Nick Careen, a Senior Vice President at the International Airline Transport Association, representing over 250 airlines was quoted after the smart luggage ban made headlines, noting that the group’s “Dangerous Goods” board was deliberating, to create guidance for airlines. Careen noted the instability of lithium and that it was priority number one in the industry. Thus far, American, Delta, Alaska, United, Southwest and Australian airline JetStar have announced bans.
Lithium Ion, which most smart phone, laptop, iPad and other electronics use as a battery is highly flammable. In a cabin, any potential battery fires could be mitigated, whereas in the cargo hold, nothing could be done in time. This is precisely why many electronics are banned from checked baggage. But now the bags themselves are the problems.
Bags you can ride through the airport, that can charge an electronic device or tell you where your luggage is – even if the airline doesn’t know is nifty stuff. But sadly, many bags were designed where the electronic component cannot be removed. If a bag needs to be checked for any reason, such as lacking overhead bin space – any bag where the battery, or electronic elements could not be removed, would be refused by the airline.

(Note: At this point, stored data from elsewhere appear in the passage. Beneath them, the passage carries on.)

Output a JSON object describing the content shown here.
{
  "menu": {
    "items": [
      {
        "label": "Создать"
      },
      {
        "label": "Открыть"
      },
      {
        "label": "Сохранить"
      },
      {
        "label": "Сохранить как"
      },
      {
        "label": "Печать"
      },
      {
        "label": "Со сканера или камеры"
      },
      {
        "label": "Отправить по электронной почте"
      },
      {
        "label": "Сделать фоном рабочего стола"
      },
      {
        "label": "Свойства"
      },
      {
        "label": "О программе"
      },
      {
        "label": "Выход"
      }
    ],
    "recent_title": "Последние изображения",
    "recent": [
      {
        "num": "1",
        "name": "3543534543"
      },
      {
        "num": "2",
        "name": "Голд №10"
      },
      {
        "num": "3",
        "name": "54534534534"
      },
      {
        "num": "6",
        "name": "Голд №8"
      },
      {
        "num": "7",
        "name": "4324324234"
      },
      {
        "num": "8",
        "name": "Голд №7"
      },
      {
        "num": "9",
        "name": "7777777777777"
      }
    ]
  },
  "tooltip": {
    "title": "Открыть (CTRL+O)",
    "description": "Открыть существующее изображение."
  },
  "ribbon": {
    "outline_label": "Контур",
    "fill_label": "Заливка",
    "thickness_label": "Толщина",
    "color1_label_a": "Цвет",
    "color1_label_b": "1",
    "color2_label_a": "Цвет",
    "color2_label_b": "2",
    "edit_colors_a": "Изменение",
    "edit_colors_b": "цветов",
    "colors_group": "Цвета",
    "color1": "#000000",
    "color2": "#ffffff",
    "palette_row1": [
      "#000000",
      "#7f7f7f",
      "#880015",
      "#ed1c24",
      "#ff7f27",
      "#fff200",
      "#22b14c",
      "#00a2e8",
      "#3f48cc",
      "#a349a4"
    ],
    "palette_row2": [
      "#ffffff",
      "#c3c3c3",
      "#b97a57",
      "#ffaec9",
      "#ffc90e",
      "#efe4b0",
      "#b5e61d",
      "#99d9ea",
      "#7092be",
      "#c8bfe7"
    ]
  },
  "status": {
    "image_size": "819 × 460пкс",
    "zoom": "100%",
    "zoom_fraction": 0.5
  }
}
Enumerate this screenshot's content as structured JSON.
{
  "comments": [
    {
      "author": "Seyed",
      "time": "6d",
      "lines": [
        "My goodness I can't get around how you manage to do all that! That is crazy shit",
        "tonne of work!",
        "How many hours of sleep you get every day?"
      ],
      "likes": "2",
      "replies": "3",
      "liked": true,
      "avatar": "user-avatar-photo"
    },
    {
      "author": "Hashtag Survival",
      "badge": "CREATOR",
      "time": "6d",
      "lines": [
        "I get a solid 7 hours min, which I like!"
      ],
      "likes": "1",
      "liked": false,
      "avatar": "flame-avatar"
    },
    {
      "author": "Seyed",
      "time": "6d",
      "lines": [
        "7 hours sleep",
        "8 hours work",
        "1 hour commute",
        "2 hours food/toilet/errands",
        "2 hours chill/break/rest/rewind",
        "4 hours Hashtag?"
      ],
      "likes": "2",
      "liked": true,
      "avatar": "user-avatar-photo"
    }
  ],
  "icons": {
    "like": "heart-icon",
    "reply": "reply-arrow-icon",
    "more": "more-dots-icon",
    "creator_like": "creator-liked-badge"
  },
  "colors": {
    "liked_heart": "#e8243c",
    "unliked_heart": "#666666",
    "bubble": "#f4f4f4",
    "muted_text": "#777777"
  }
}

The IATA has not officially released guidance, but sources close to the issue point to a universal ban on smart luggage with unremovable batteries as soon as January 15th, 2018. IF your bag has electronics which can be removed and carried into the cabin – you’re good and can continue flying with your luggage. If not, you’re not. Definitely hold off on buying one of those nifty new luggage trackers – it may be riding with you shortly.